И вот эту тему бытовой, человеческой, психологической слабости сильного человека в известном смысле реализует, кстати говоря, и Высоцкий в «Гамлете». Я даже рискнул бы сказать, что, может быть, эта тема и была главной у Высоцкого. Человек, который не теряется на войне, человек, который не теряется в науке, как Гамлет, который абсолютно свободен и прекрасно себя ведёт в ситуациях экстремальных, абсолютно путается в мелких интригах и не умеет играть в обычную человеческую игру, не умеет жить (вот в таком пошлом понимании слова). Да, это тема Высоцкого, кстати.

И я думаю, что Высоцкий — это идеальный персонаж и Куваева, и Конецкого, который его очень любил, и в каком-то смысле, наверное, Аксёнова, у которого тоже об этих людях и об этих местах довольно здорово было, ведь пафос аксёновских ранних рассказов — это тоже страстное освоение всего. Вот видите, как я долго на эту тему говорил. Ну, потому что это действительно серьёзные авторы, и о них не грех, так сказать, и вспомнить.

«Чем были опасны книги, запрещённые по инициативе Надежды Крупской в начале двадцатых? Почему власть вела эту безумную политику?»

Видите ли, Андрей, Крупская боролась — наивно, по-большевистски и, рискну сказать, тоже по-модернистски — с волшебной сказкой. Чем была опасна волшебная сказка? Да тем, что она уводит, как казалось, от реальности, а на самом деле приводит к ней гораздо более коротким и эффективным путём. Притча всегда опасна. Крупская всегда была человек удивительно прозаичный и неглубокий. Ничего более плоского, чем её мемуары о Ленине, я не читал. И она тоже была в каком-то смысле, понимаете, человек глубоко политизированный и лично очень беспомощный, ничего не умела в быту. Ну, это о ней, о людях этого типа сказал Смеляков:

Ни рожать, ни растить не умела,

Никакая не мать, не жена —

Лишь одной революции дело

Понимала и знала она.

Дело даже не в том, что она знала дело революции. Дело в том, что она очень плоско понимала мир. Вот она полагала, что детям надо читать про социальные отношения, про производственные отношения, про машинки. Агния Барто замечательно это высмеяла и очень смело, монолог девочки для Рины Зелёной она написала: «Мне в детском саду сказали, что надо играть не в куклы, а с двигателями. Я взяла этот двигатель, на все колёсики ему туфельки надела и спать уложила». Вот это гениальное детское умение обуютить, очеловечить бездушную машину.

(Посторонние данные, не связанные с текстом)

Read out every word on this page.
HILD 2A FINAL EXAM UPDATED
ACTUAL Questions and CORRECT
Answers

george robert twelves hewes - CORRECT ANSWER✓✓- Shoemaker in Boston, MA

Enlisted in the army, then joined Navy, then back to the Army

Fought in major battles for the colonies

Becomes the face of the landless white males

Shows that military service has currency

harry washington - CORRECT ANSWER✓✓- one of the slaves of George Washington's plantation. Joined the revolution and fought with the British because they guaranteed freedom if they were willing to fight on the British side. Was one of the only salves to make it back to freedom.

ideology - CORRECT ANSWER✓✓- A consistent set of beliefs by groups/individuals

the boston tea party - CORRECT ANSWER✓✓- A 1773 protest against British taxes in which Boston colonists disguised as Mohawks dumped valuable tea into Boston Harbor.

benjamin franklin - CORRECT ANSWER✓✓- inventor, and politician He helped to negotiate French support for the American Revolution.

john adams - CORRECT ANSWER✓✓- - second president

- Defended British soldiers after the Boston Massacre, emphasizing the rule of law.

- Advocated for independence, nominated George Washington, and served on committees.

Крупская, как к ней ни относись (а есть за что ей посочувствовать — и в общем, жизнь её была не пряник, и болела она тяжело, и пыталась как могла в старости противостоять сталинизму), но, объективно говоря, она была человеком глупым, плоским, неудачливым и каким-то удивительно бездушным, вот страшно сказать. Я, честно говоря, не позавидовал бы тому, кому пришлось рядом с ней выстраивать собственную личную жизнь. Ну, Ленин и сам был, прямо скажем, не большой образец личной доброты и человеческого обаяния. Он привлекателен не тем. И вообще не слишком привлекателен.

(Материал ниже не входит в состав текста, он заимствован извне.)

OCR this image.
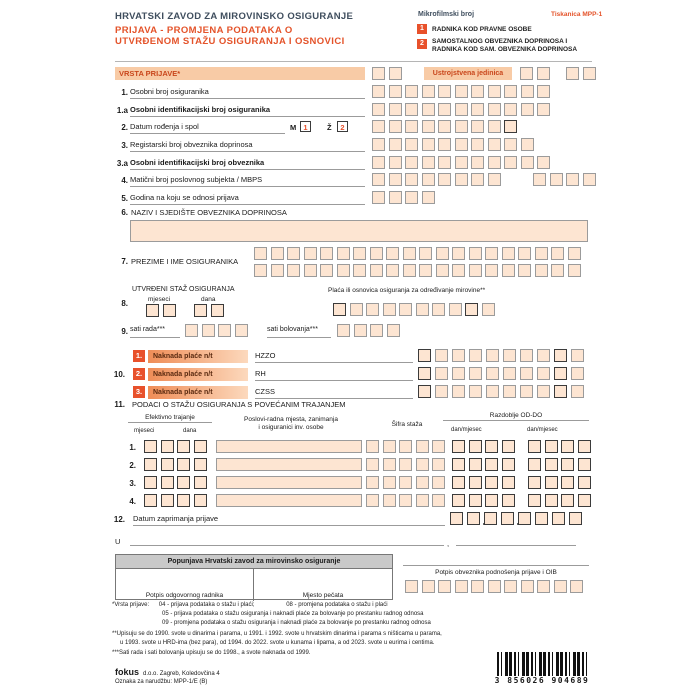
HRVATSKI ZAVOD ZA MIROVINSKO OSIGURANJE
PRIJAVA - PROMJENA PODATAKA O
UTVRĐENOM STAŽU OSIGURANJA I OSNOVICI
Mikrofilmski broj	Tiskanica MPP-1
1	RADNIKA KOD PRAVNE OSOBE
2	SAMOSTALNOG OBVEZNIKA DOPRINOSA I
RADNIKA KOD SAM. OBVEZNIKA DOPRINOSA
VRSTA PRIJAVE*	Ustrojstvena jedinica
1. Osobni broj osiguranika
1.a Osobni identifikacijski broj osiguranika
2. Datum rođenja i spol	M 1	Ž	2
3. Registarski broj obveznika doprinosa
3.a Osobni identifikacijski broj obveznika
4. Matični broj poslovnog subjekta / MBPS
5. Godina na koju se odnosi prijava
6. NAZIV I SJEDIŠTE OBVEZNIKA DOPRINOSA
7. PREZIME I IME OSIGURANIKA
8.
UTVRĐENI STAŽ OSIGURANJA
mjeseci	dana
Plaća ili osnovica osiguranja za određivanje mirovine**
9. sati rada***	sati bolovanja***
10.
1.	Naknada plaće n/t	HZZO
2.	Naknada plaće n/t	RH
3.	Naknada plaće n/t	CZSS
11. PODACI O STAŽU OSIGURANJA S POVEĆANIM TRAJANJEM
Efektivno trajanje
mjeseci	dana
Poslovi-radna mjesta, zanimanja
i osiguranici inv. osobe	Šifra staža
Razdoblje OD-DO
dan/mjesec	dan/mjesec
1.
2.
3.
4.
12. Datum zaprimanja prijave
U	,
Popunjava Hrvatski zavod za mirovinsko osiguranje
Potpis odgovornog radnika	Mjesto pečata
Potpis obveznika podnošenja prijave i OIB
*Vrsta prijave: 04 - prijava podataka o stažu i plaći;	08 - promjena podataka o stažu i plaći
05 - prijava podataka o stažu osiguranja i naknadi plaće za bolovanje po prestanku radnog odnosa
09 - promjena podataka o stažu osiguranja i naknadi plaće za bolovanje po prestanku radnog odnosa
**Upisuju se do 1990. svote u dinarima i parama, u 1991. i 1992. svote u hrvatskim dinarima i parama s ništicama u parama,
u 1993. svote u HRD-ima (bez para), od 1994. do 2022. svote u kunama i lipama, a od 2023. svote u eurima i centima.
***Sati rada i sati bolovanja upisuju se do 1998., a svote naknada od 1999.
fokus d.o.o. Zagreb, Koledovčina 4
Oznaka za narudžbu: MPP-1/E (B)	3 856026 904689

Я действительно говорю, что Петербург как город модерна, город Петра — это город не очень удобный для жизни. Мы не можем требовать от реформатора, чтобы он был по-человечески симпатичным. И это очень лицемерно, очень фарисейски всегда, когда Ленина или Крупскую, или Петра пытаются представить человечески привлекательными, как в фильмах Ромма, например, о Ленине, где он там распашоночку примеряет. Он не был такой. Он был абсолютно бесчеловечный человек и в этом смысле вполне соответствовал своей задаче. Надежда Константиновна тоже была человек удивительно неумный и какой-то, понимаете, немягкий, вот совершенно нечеловечный, поэтому она нападала на волшебную сказку, это было ей совершенно поперёк души.